On his debut album, The College Dropout (2004), Kanye reflects, “Always said if I rapped, I’d say something significant, / But now I’m rapping ‘bout money, hoes, and rims again” (“Breathe In Breathe Out”). Perhaps more obvious is his lament in “Jesus Walks”: “And I don’t think there’s nothing I could do now to right my wrongs, / I wanna talk to God but I’m afraid ‘cause we ain’t spoke in so long.” On the next album (Late Registration, 2005) we are shown what Kanye was struggling with under the surface the whole time: “Addiction.” Kanye asks,
“Why everything that supposed to be bad make me feel so good?
Everything they told me not to is exactly what I would.
Man, I tried to stop, man, I tried the best I could, but…
What’s your addiction? Is it money? Is it girls? Is it weed?
I’ve been afflicted – by not one, not two, but all three.”
In each of these examples, it seems to me that the artist is aware, if only momentarily, of a need to break free from the lust which we now know was plaguing him since a young age, to change his lifestyle and turn towards God. Even before the release of Jesus Is King, Kanye was showing some changes in his state of mind: in “Violent Crimes” (ye, 2018), he pleads, “Father forgive me, I’m scared of the karma, / ‘Cause now I see women as something to nurture, not something to conquer.” These are Kanye’s reflections on his attitude towards women, expressed after he became a father to a baby daughter. And yet, a few months later, Kanye released perhaps his most lust-infused track ever, the aggressively provocative “I Love It” (2018) referred to by Kanye in the interview above.
But in late 2019, with the release of Jesus Is King, Kanye’s addiction was finally broken. His music ceased to be overshadowed and controlled by lust, becoming instead a song of gratitude and worship of Kanye’s saviour. As Kanye declares in “Selah”, “Whom the Son sets free, is free indeed”: Kanye is now free of lust, free of shame, and free to build his relationships with God, his wife, his children, and the rest of the world.

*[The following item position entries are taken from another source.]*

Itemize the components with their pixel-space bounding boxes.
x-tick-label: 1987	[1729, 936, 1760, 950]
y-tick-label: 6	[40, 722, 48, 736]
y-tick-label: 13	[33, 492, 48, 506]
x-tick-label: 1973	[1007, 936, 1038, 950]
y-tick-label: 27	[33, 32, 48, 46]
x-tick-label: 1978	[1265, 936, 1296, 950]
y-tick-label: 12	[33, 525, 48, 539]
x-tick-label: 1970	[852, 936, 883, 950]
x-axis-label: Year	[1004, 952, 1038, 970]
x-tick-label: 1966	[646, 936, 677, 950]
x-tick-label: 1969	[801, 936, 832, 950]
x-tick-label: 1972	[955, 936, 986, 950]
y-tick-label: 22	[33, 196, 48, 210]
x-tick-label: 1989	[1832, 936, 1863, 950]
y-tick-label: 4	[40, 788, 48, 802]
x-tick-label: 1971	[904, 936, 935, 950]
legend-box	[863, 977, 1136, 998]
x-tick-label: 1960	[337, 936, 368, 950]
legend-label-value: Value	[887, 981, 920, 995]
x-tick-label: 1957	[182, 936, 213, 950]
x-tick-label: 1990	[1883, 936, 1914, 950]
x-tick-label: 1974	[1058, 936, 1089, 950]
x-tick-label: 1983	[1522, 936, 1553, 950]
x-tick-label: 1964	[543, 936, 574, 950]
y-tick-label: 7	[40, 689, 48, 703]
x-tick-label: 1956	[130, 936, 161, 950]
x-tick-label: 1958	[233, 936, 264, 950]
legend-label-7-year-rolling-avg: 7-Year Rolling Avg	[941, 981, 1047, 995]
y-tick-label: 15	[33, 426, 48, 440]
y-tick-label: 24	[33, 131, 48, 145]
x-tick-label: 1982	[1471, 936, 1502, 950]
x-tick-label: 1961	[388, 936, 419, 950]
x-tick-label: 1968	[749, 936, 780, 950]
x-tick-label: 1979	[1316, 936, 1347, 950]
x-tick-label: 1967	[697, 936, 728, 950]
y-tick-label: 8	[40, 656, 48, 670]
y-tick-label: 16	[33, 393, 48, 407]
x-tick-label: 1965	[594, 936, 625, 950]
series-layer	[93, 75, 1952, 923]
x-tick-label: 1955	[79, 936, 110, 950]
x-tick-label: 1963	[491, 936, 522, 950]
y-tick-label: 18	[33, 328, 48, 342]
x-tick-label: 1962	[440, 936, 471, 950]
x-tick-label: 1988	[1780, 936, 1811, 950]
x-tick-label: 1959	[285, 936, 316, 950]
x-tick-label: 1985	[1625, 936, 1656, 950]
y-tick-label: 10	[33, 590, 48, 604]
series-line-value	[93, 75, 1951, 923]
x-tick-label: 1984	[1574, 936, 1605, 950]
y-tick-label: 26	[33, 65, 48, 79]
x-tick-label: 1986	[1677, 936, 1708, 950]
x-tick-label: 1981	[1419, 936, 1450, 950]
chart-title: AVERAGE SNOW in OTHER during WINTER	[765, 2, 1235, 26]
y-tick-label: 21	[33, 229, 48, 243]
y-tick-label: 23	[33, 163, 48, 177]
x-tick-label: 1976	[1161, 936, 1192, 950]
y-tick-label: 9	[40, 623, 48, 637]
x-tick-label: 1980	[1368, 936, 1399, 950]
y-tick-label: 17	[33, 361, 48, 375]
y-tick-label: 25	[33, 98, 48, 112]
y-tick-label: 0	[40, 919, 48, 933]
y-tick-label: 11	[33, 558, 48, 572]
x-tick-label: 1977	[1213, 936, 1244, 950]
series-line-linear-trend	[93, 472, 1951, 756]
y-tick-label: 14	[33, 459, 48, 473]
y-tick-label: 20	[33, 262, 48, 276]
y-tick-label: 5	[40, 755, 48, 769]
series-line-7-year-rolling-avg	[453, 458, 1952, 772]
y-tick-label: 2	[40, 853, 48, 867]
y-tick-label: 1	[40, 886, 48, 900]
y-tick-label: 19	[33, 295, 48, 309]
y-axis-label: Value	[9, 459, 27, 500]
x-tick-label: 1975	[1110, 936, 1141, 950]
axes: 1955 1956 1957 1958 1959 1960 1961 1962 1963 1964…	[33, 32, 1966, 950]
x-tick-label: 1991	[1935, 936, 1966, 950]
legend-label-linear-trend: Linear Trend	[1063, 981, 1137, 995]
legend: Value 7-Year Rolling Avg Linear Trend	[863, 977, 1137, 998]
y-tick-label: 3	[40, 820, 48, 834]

Kanye West is the man who made “I Love It”, the man whose collected works feature more sexual references and misogynistic slurs than any other artist I can think of. But when I listen to his extensive portfolio, I do not hear the voice of a depraved misogynist, of a selfish man condoning sexual debauchery. What I hear is the story of a man struggling to escape the grip of lust and never quite succeeding – until Jesus broke through. As Paul tells us in Ephesians 6, “We do not wrestle against flesh and blood, but… against the spiritual forces of evil in the heavenly places.” By allowing the influence of lust in his music, Kanye was once, as he says, “working for the devil”. Now he joyfully claims a new master, Jesus, who liberates him from the bondage in which he used to operate. This is the same choice that every Christian makes, and continues to make, in choosing to turn away from lust and embrace the only one who could truly set us free: Jesus.